Deiss Joseph · Bundesrat · Freiburg · 2000-03-23

Wortprotokoll

Tout d'abord, soulignons une fois encore que le Conseil de l'Europe est d'une importance considérable pour la politique extérieure de la Suisse,ce d'autant plus qu'elle n'est pas membre de l'Union européenne. Là, nous pouvons y défendre le respect des valeurs fondamentales de notre politique, que ce soit les droits de l'homme, la démocratie ou l'Etat de droit.

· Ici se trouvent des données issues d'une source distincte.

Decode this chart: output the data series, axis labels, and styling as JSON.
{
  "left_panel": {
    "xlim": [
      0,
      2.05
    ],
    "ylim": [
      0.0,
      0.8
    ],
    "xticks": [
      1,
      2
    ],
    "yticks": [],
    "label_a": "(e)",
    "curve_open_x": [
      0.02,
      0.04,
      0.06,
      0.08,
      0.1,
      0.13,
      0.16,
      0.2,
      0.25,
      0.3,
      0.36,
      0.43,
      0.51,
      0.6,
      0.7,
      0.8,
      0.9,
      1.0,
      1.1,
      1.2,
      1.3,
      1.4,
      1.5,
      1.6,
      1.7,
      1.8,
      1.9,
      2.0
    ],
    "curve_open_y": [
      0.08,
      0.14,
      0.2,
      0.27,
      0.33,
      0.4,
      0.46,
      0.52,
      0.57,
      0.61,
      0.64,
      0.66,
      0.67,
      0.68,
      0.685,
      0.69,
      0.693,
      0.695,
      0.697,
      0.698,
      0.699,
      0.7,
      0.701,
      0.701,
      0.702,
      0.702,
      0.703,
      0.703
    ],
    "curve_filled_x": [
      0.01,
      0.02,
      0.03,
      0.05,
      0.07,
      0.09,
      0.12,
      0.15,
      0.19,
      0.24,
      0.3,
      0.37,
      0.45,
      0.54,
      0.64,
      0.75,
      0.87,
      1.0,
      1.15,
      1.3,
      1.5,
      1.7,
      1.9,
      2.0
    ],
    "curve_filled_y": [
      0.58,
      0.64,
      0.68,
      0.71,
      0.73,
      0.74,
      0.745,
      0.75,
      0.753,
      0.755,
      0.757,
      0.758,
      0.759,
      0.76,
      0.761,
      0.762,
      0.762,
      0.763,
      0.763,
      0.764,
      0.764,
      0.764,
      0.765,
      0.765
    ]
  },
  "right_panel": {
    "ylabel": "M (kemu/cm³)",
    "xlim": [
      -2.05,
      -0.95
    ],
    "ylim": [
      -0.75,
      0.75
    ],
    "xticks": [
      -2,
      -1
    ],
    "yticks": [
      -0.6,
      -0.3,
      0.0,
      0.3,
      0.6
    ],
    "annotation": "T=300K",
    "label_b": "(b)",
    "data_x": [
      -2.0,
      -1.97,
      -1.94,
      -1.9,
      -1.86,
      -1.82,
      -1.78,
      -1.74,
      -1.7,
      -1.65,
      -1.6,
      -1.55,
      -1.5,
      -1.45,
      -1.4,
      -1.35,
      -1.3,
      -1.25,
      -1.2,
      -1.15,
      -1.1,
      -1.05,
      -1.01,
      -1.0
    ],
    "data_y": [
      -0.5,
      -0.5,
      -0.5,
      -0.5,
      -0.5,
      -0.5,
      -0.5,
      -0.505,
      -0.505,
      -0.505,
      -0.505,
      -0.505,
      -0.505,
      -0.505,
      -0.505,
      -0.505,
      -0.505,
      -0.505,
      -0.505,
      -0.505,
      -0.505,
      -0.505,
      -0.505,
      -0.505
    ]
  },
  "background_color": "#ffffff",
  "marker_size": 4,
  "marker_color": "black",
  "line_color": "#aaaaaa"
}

Le Conseil de l'Europe ne poursuit généralement pas d'objectifs de politique extérieure à court terme. Par ses nombreuses activités qui englobent divers domaines politiques, il met plutôt l'accent sur une politique intérieure européenne orientée vers le long terme. Le rapport annuel du Conseil fédéral dont vous avez pris connaissance en illustre la véracité. Le Conseil de l'Europe souligne néanmoins l'importance de la politique extérieure, tout particulièrement en appliquant ses propres instruments normatifs et en vérifiant que les Etats membres respectent leurs engagements, ou encore par les programmes de coopération intergouvernementaux. Il favorise ainsi la stabilité démocratique en Europe et contribue de façon substantielle au modèle européen de sécurité.

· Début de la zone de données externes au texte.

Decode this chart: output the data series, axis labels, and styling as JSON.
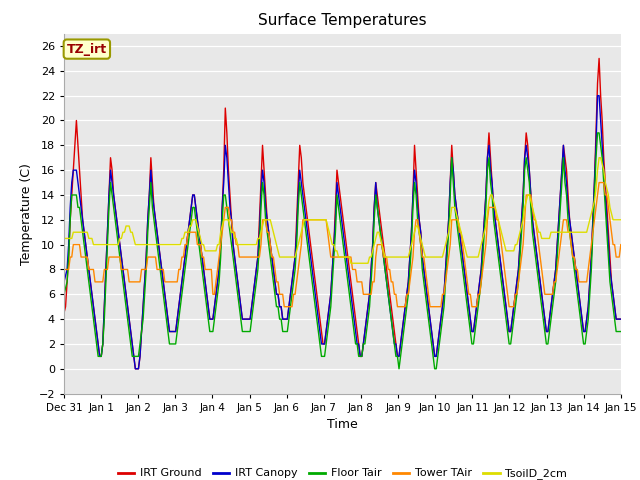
{
  "title": "Surface Temperatures",
  "xlabel": "Time",
  "ylabel": "Temperature (C)",
  "ylim": [
    -2,
    27
  ],
  "yticks": [
    -2,
    0,
    2,
    4,
    6,
    8,
    10,
    12,
    14,
    16,
    18,
    20,
    22,
    24,
    26
  ],
  "annotation_text": "TZ_irt",
  "annotation_color": "#990000",
  "annotation_bg": "#ffffcc",
  "annotation_border": "#999900",
  "fig_bg": "#ffffff",
  "plot_bg": "#e8e8e8",
  "colors": {
    "IRT Ground": "#dd0000",
    "IRT Canopy": "#0000cc",
    "Floor Tair": "#00aa00",
    "Tower TAir": "#ff8800",
    "TsoilD_2cm": "#dddd00"
  },
  "linewidth": 1.0,
  "n_days": 15,
  "pts_per_day": 24,
  "date_labels": [
    "Dec 31",
    "Jan 1",
    "Jan 2",
    "Jan 3",
    "Jan 4",
    "Jan 5",
    "Jan 6",
    "Jan 7",
    "Jan 8",
    "Jan 9",
    "Jan 10",
    "Jan 11",
    "Jan 12",
    "Jan 13",
    "Jan 14",
    "Jan 15"
  ],
  "series": {
    "IRT Ground": [
      4.5,
      5,
      7,
      9,
      12,
      14,
      16,
      18,
      20,
      18,
      16,
      14,
      12,
      11,
      10,
      9,
      8,
      7,
      6,
      5,
      4,
      3,
      2,
      1,
      1,
      2,
      5,
      8,
      11,
      14,
      17,
      16,
      14,
      13,
      12,
      11,
      10,
      9,
      8,
      7,
      6,
      5,
      4,
      3,
      2,
      1,
      0,
      0,
      0,
      1,
      3,
      5,
      7,
      9,
      12,
      14,
      17,
      15,
      13,
      12,
      11,
      10,
      9,
      8,
      7,
      6,
      5,
      4,
      3,
      3,
      3,
      3,
      3,
      4,
      5,
      6,
      7,
      8,
      9,
      10,
      11,
      12,
      13,
      14,
      14,
      13,
      12,
      11,
      10,
      9,
      8,
      7,
      6,
      5,
      4,
      4,
      4,
      5,
      6,
      7,
      8,
      10,
      13,
      16,
      21,
      19,
      16,
      14,
      12,
      10,
      9,
      8,
      7,
      6,
      5,
      4,
      4,
      4,
      4,
      4,
      4,
      5,
      6,
      7,
      8,
      9,
      12,
      15,
      18,
      16,
      14,
      12,
      11,
      10,
      9,
      8,
      7,
      6,
      6,
      5,
      5,
      4,
      4,
      4,
      4,
      5,
      6,
      7,
      8,
      9,
      12,
      15,
      18,
      17,
      15,
      14,
      13,
      12,
      11,
      10,
      9,
      8,
      7,
      6,
      5,
      4,
      3,
      2,
      2,
      3,
      4,
      5,
      6,
      8,
      10,
      13,
      16,
      15,
      14,
      13,
      12,
      11,
      10,
      9,
      8,
      7,
      6,
      5,
      4,
      3,
      2,
      1,
      1,
      2,
      3,
      4,
      5,
      6,
      8,
      10,
      13,
      15,
      14,
      13,
      12,
      11,
      10,
      9,
      8,
      7,
      6,
      5,
      4,
      3,
      2,
      1,
      1,
      2,
      3,
      4,
      5,
      6,
      7,
      9,
      11,
      14,
      18,
      16,
      14,
      12,
      11,
      9,
      8,
      7,
      6,
      5,
      4,
      3,
      2,
      1,
      1,
      2,
      3,
      4,
      5,
      6,
      8,
      10,
      12,
      15,
      18,
      16,
      14,
      13,
      12,
      11,
      10,
      9,
      8,
      7,
      6,
      5,
      4,
      3,
      3,
      4,
      5,
      6,
      7,
      8,
      10,
      12,
      14,
      17,
      19,
      17,
      15,
      13,
      12,
      11,
      10,
      9,
      8,
      7,
      6,
      5,
      4,
      3,
      3,
      4,
      5,
      6,
      7,
      8,
      10,
      12,
      14,
      17,
      19,
      18,
      16,
      14,
      12,
      11,
      10,
      9,
      8,
      7,
      6,
      5,
      4,
      3,
      3,
      4,
      5,
      6,
      7,
      8,
      10,
      12,
      14,
      16,
      18,
      17,
      16,
      14,
      12,
      11,
      10,
      9,
      8,
      7,
      6,
      5,
      4,
      3,
      3,
      4,
      5,
      7,
      9,
      12,
      15,
      19,
      23,
      25,
      22,
      20,
      17,
      15,
      13,
      11,
      9,
      7,
      6,
      5,
      4,
      4,
      4,
      4
    ],
    "IRT Canopy": [
      7,
      7.5,
      8,
      10,
      13,
      15,
      16,
      16,
      16,
      15,
      14,
      13,
      12,
      11,
      10,
      9,
      8,
      7,
      6,
      5,
      4,
      3,
      2,
      1,
      1,
      2,
      5,
      8,
      11,
      14,
      16,
      15,
      14,
      13,
      12,
      11,
      10,
      9,
      8,
      7,
      6,
      5,
      4,
      3,
      2,
      1,
      0,
      0,
      0,
      1,
      3,
      5,
      7,
      9,
      12,
      14,
      16,
      14,
      13,
      12,
      11,
      10,
      9,
      8,
      7,
      6,
      5,
      4,
      3,
      3,
      3,
      3,
      3,
      4,
      5,
      6,
      7,
      8,
      9,
      10,
      11,
      12,
      13,
      14,
      14,
      13,
      12,
      11,
      10,
      9,
      8,
      7,
      6,
      5,
      4,
      4,
      4,
      5,
      6,
      7,
      8,
      10,
      13,
      15,
      18,
      17,
      15,
      13,
      12,
      10,
      9,
      8,
      7,
      6,
      5,
      4,
      4,
      4,
      4,
      4,
      4,
      5,
      6,
      7,
      8,
      9,
      11,
      14,
      16,
      15,
      13,
      12,
      11,
      10,
      9,
      8,
      7,
      6,
      6,
      5,
      5,
      4,
      4,
      4,
      4,
      5,
      6,
      7,
      8,
      9,
      11,
      14,
      16,
      15,
      14,
      13,
      12,
      11,
      10,
      9,
      8,
      7,
      6,
      5,
      4,
      3,
      2,
      2,
      2,
      3,
      4,
      5,
      6,
      8,
      10,
      12,
      15,
      14,
      13,
      12,
      11,
      10,
      9,
      8,
      7,
      6,
      5,
      4,
      3,
      2,
      2,
      1,
      1,
      2,
      3,
      4,
      5,
      6,
      8,
      10,
      13,
      15,
      13,
      12,
      11,
      10,
      9,
      8,
      7,
      6,
      5,
      4,
      3,
      2,
      2,
      1,
      1,
      2,
      3,
      4,
      5,
      6,
      7,
      9,
      11,
      14,
      16,
      15,
      13,
      12,
      11,
      9,
      8,
      7,
      6,
      5,
      4,
      3,
      2,
      1,
      1,
      2,
      3,
      4,
      5,
      6,
      8,
      10,
      12,
      15,
      17,
      16,
      14,
      13,
      12,
      11,
      10,
      9,
      8,
      7,
      6,
      5,
      4,
      3,
      3,
      4,
      5,
      6,
      7,
      8,
      10,
      12,
      14,
      17,
      18,
      16,
      15,
      13,
      12,
      11,
      10,
      9,
      8,
      7,
      6,
      5,
      4,
      3,
      3,
      4,
      5,
      6,
      7,
      8,
      10,
      12,
      14,
      17,
      18,
      17,
      16,
      14,
      12,
      11,
      10,
      9,
      8,
      7,
      6,
      5,
      4,
      3,
      3,
      4,
      5,
      6,
      7,
      8,
      10,
      12,
      14,
      16,
      18,
      16,
      15,
      13,
      12,
      11,
      10,
      9,
      8,
      7,
      6,
      5,
      4,
      3,
      3,
      4,
      5,
      7,
      9,
      12,
      15,
      18,
      22,
      22,
      20,
      18,
      16,
      14,
      12,
      10,
      8,
      7,
      6,
      5,
      4,
      4,
      4,
      4
    ],
    "Floor Tair": [
      6,
      6.5,
      7,
      9,
      12,
      14,
      14,
      14,
      14,
      13,
      13,
      12,
      11,
      10,
      9,
      8,
      7,
      6,
      5,
      4,
      3,
      2,
      1,
      1,
      1,
      2,
      4,
      7,
      10,
      13,
      15,
      14,
      13,
      12,
      11,
      10,
      9,
      8,
      7,
      6,
      5,
      4,
      3,
      2,
      1,
      1,
      1,
      1,
      1,
      2,
      3,
      4,
      6,
      8,
      11,
      13,
      15,
      13,
      12,
      11,
      10,
      9,
      8,
      7,
      6,
      5,
      4,
      3,
      2,
      2,
      2,
      2,
      2,
      3,
      4,
      5,
      6,
      7,
      8,
      9,
      10,
      11,
      12,
      13,
      13,
      12,
      11,
      10,
      9,
      8,
      7,
      6,
      5,
      4,
      3,
      3,
      3,
      4,
      5,
      6,
      7,
      9,
      12,
      14,
      14,
      13,
      12,
      11,
      10,
      9,
      8,
      7,
      6,
      5,
      4,
      3,
      3,
      3,
      3,
      3,
      3,
      4,
      5,
      6,
      7,
      8,
      10,
      13,
      15,
      14,
      12,
      11,
      10,
      9,
      8,
      7,
      6,
      5,
      5,
      4,
      4,
      3,
      3,
      3,
      3,
      4,
      5,
      6,
      7,
      8,
      10,
      13,
      15,
      14,
      13,
      12,
      11,
      10,
      9,
      8,
      7,
      6,
      5,
      4,
      3,
      2,
      1,
      1,
      1,
      2,
      3,
      4,
      5,
      7,
      9,
      11,
      14,
      13,
      12,
      11,
      10,
      9,
      8,
      7,
      6,
      5,
      4,
      3,
      2,
      2,
      1,
      1,
      1,
      2,
      2,
      3,
      4,
      5,
      7,
      9,
      12,
      14,
      13,
      12,
      11,
      10,
      9,
      8,
      7,
      6,
      5,
      4,
      3,
      2,
      1,
      1,
      0,
      1,
      2,
      3,
      4,
      5,
      6,
      8,
      10,
      13,
      15,
      14,
      12,
      11,
      10,
      8,
      7,
      6,
      5,
      4,
      3,
      2,
      1,
      0,
      0,
      1,
      2,
      3,
      4,
      5,
      7,
      9,
      11,
      14,
      17,
      15,
      13,
      12,
      11,
      10,
      9,
      8,
      7,
      6,
      5,
      4,
      3,
      2,
      2,
      3,
      4,
      5,
      6,
      7,
      9,
      11,
      13,
      16,
      17,
      15,
      14,
      12,
      11,
      10,
      9,
      8,
      7,
      6,
      5,
      4,
      3,
      2,
      2,
      3,
      4,
      5,
      6,
      7,
      9,
      11,
      13,
      16,
      17,
      16,
      15,
      13,
      11,
      10,
      9,
      8,
      7,
      6,
      5,
      4,
      3,
      2,
      2,
      3,
      4,
      5,
      6,
      7,
      9,
      11,
      13,
      15,
      17,
      15,
      14,
      12,
      11,
      10,
      9,
      8,
      7,
      6,
      5,
      4,
      3,
      2,
      2,
      3,
      4,
      6,
      8,
      11,
      14,
      17,
      19,
      19,
      18,
      17,
      15,
      13,
      11,
      9,
      7,
      6,
      5,
      4,
      3,
      3,
      3,
      3
    ],
    "Tower TAir": [
      8,
      8,
      8,
      8,
      9,
      9,
      10,
      10,
      10,
      10,
      10,
      9,
      9,
      9,
      9,
      9,
      8,
      8,
      8,
      8,
      7,
      7,
      7,
      7,
      7,
      7,
      8,
      8,
      8,
      9,
      9,
      9,
      9,
      9,
      9,
      9,
      9,
      8,
      8,
      8,
      8,
      8,
      7,
      7,
      7,
      7,
      7,
      7,
      7,
      7,
      8,
      8,
      8,
      8,
      9,
      9,
      9,
      9,
      9,
      9,
      8,
      8,
      8,
      8,
      8,
      7,
      7,
      7,
      7,
      7,
      7,
      7,
      7,
      7,
      8,
      8,
      9,
      9,
      10,
      10,
      11,
      11,
      11,
      11,
      11,
      11,
      10,
      10,
      10,
      9,
      9,
      8,
      8,
      8,
      8,
      8,
      6,
      6,
      7,
      8,
      9,
      10,
      11,
      12,
      13,
      13,
      13,
      12,
      12,
      11,
      11,
      10,
      10,
      9,
      9,
      9,
      9,
      9,
      9,
      9,
      9,
      9,
      9,
      9,
      9,
      9,
      9,
      10,
      12,
      12,
      12,
      11,
      11,
      10,
      9,
      9,
      8,
      7,
      7,
      6,
      6,
      6,
      5,
      5,
      5,
      5,
      5,
      5,
      6,
      6,
      7,
      8,
      9,
      10,
      12,
      12,
      12,
      12,
      12,
      12,
      12,
      12,
      12,
      12,
      12,
      12,
      12,
      12,
      12,
      12,
      11,
      10,
      9,
      9,
      9,
      9,
      9,
      9,
      9,
      9,
      9,
      9,
      9,
      9,
      9,
      9,
      8,
      8,
      8,
      7,
      7,
      7,
      7,
      6,
      6,
      6,
      6,
      6,
      6,
      7,
      7,
      9,
      10,
      10,
      10,
      10,
      9,
      9,
      9,
      8,
      8,
      7,
      7,
      6,
      6,
      5,
      5,
      5,
      5,
      5,
      5,
      6,
      6,
      7,
      8,
      9,
      11,
      12,
      12,
      11,
      10,
      9,
      9,
      8,
      7,
      6,
      5,
      5,
      5,
      5,
      5,
      5,
      5,
      5,
      6,
      6,
      7,
      8,
      9,
      10,
      12,
      12,
      12,
      12,
      12,
      11,
      11,
      10,
      9,
      8,
      7,
      6,
      6,
      5,
      5,
      5,
      5,
      6,
      6,
      7,
      8,
      9,
      10,
      12,
      13,
      13,
      13,
      13,
      13,
      12,
      12,
      11,
      10,
      9,
      8,
      7,
      6,
      5,
      5,
      5,
      5,
      6,
      6,
      7,
      8,
      9,
      10,
      12,
      14,
      14,
      14,
      14,
      13,
      12,
      12,
      11,
      10,
      9,
      8,
      7,
      6,
      6,
      6,
      6,
      6,
      6,
      7,
      7,
      8,
      9,
      10,
      11,
      12,
      12,
      12,
      11,
      11,
      10,
      9,
      9,
      8,
      8,
      7,
      7,
      7,
      7,
      7,
      7,
      8,
      9,
      10,
      11,
      12,
      13,
      14,
      15,
      15,
      15,
      15,
      14,
      14,
      13,
      12,
      11,
      10,
      10,
      9,
      9,
      9,
      10
    ],
    "TsoilD_2cm": [
      10.5,
      10.5,
      10.5,
      10.5,
      10.5,
      10.5,
      11,
      11,
      11,
      11,
      11,
      11,
      11,
      11,
      11,
      11,
      10.5,
      10.5,
      10.5,
      10,
      10,
      10,
      10,
      10,
      10,
      10,
      10,
      10,
      10,
      10,
      10,
      10,
      10,
      10,
      10,
      10,
      10.5,
      10.5,
      11,
      11,
      11.5,
      11.5,
      11.5,
      11,
      11,
      10.5,
      10,
      10,
      10,
      10,
      10,
      10,
      10,
      10,
      10,
      10,
      10,
      10,
      10,
      10,
      10,
      10,
      10,
      10,
      10,
      10,
      10,
      10,
      10,
      10,
      10,
      10,
      10,
      10,
      10,
      10,
      10.5,
      10.5,
      11,
      11,
      11,
      11.5,
      11.5,
      12,
      12,
      12,
      11.5,
      11,
      10.5,
      10,
      10,
      9.5,
      9.5,
      9.5,
      9.5,
      9.5,
      9.5,
      9.5,
      9.5,
      10,
      10,
      11,
      11.5,
      12,
      12,
      12,
      12,
      11.5,
      11,
      11,
      10.5,
      10.5,
      10,
      10,
      10,
      10,
      10,
      10,
      10,
      10,
      10,
      10,
      10,
      10,
      10,
      10.5,
      10.5,
      11,
      11.5,
      12,
      12,
      12,
      12,
      12,
      11.5,
      11,
      10.5,
      10,
      9.5,
      9,
      9,
      9,
      9,
      9,
      9,
      9,
      9,
      9,
      9,
      9,
      9.5,
      10,
      10.5,
      11,
      11.5,
      12,
      12,
      12,
      12,
      12,
      12,
      12,
      12,
      12,
      12,
      12,
      12,
      12,
      12,
      12,
      11.5,
      11,
      10.5,
      10,
      10,
      9.5,
      9.5,
      9,
      9,
      9,
      9,
      9,
      9,
      9,
      9,
      8.5,
      8.5,
      8.5,
      8.5,
      8.5,
      8.5,
      8.5,
      8.5,
      8.5,
      8.5,
      8.5,
      8.5,
      9,
      9,
      9.5,
      10,
      10.5,
      11,
      11,
      10.5,
      10,
      9.5,
      9,
      9,
      9,
      9,
      9,
      9,
      9,
      9,
      9,
      9,
      9,
      9,
      9,
      9,
      9,
      9,
      9.5,
      10,
      10.5,
      11,
      11.5,
      11.5,
      11,
      10.5,
      10,
      9.5,
      9,
      9,
      9,
      9,
      9,
      9,
      9,
      9,
      9,
      9,
      9,
      9,
      9.5,
      10,
      10.5,
      11,
      12,
      13,
      13,
      13,
      12.5,
      12,
      11.5,
      11,
      10.5,
      10,
      9.5,
      9,
      9,
      9,
      9,
      9,
      9,
      9,
      9,
      9.5,
      10,
      10.5,
      11,
      11.5,
      12.5,
      13.5,
      14,
      14,
      13.5,
      13,
      12.5,
      12,
      11.5,
      11,
      10.5,
      10,
      9.5,
      9.5,
      9.5,
      9.5,
      9.5,
      9.5,
      10,
      10,
      10.5,
      11,
      11.5,
      12,
      13,
      13.5,
      14,
      14,
      13.5,
      13,
      12.5,
      12,
      11.5,
      11,
      11,
      10.5,
      10.5,
      10.5,
      10.5,
      10.5,
      10.5,
      11,
      11,
      11,
      11,
      11,
      11,
      11,
      11,
      11,
      11,
      11,
      11,
      11,
      11,
      11,
      11,
      11,
      11,
      11,
      11,
      11,
      11,
      11,
      11,
      11.5,
      12,
      12.5,
      13,
      13.5,
      14.5,
      16,
      17,
      17,
      16.5,
      16,
      15,
      14.5,
      14,
      13,
      12.5,
      12,
      12,
      12,
      12,
      12,
      12
    ]
  }
}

Concernant la question soulevée par Mme Nabholz touchant à la concurrence en matière de droits de l'homme ou, de manière plus générale, entre les différentes organisations qui s'en chargent, j'aimerais souligner que, pour le Conseil fédéral, le Conseil de l'Europe est prioritairement celui qui défend les droits de l'homme. C'est la première référence pour la question des droits de l'homme et c'est seulement ainsi que l'organisation de Strasbourg restera crédible et efficace. S'il y a des éléments de concurrence entre les diverses organisations, il est important de veiller à ce qu'il n'y ait pas de gaspillage de forces ou encore de double emploi. Mais il faut aussi accepter le fait que ces différentes organisations peuvent être souvent complémentaires. Et nous le voyons en particulier dans le cas de la Tchétchénie où, parfois, ce n'est pas l'organisation qui aurait le rôle le plus important à jouer qui a une chance de réussite. Il faut saisir les chances lorsqu'elles se présentent.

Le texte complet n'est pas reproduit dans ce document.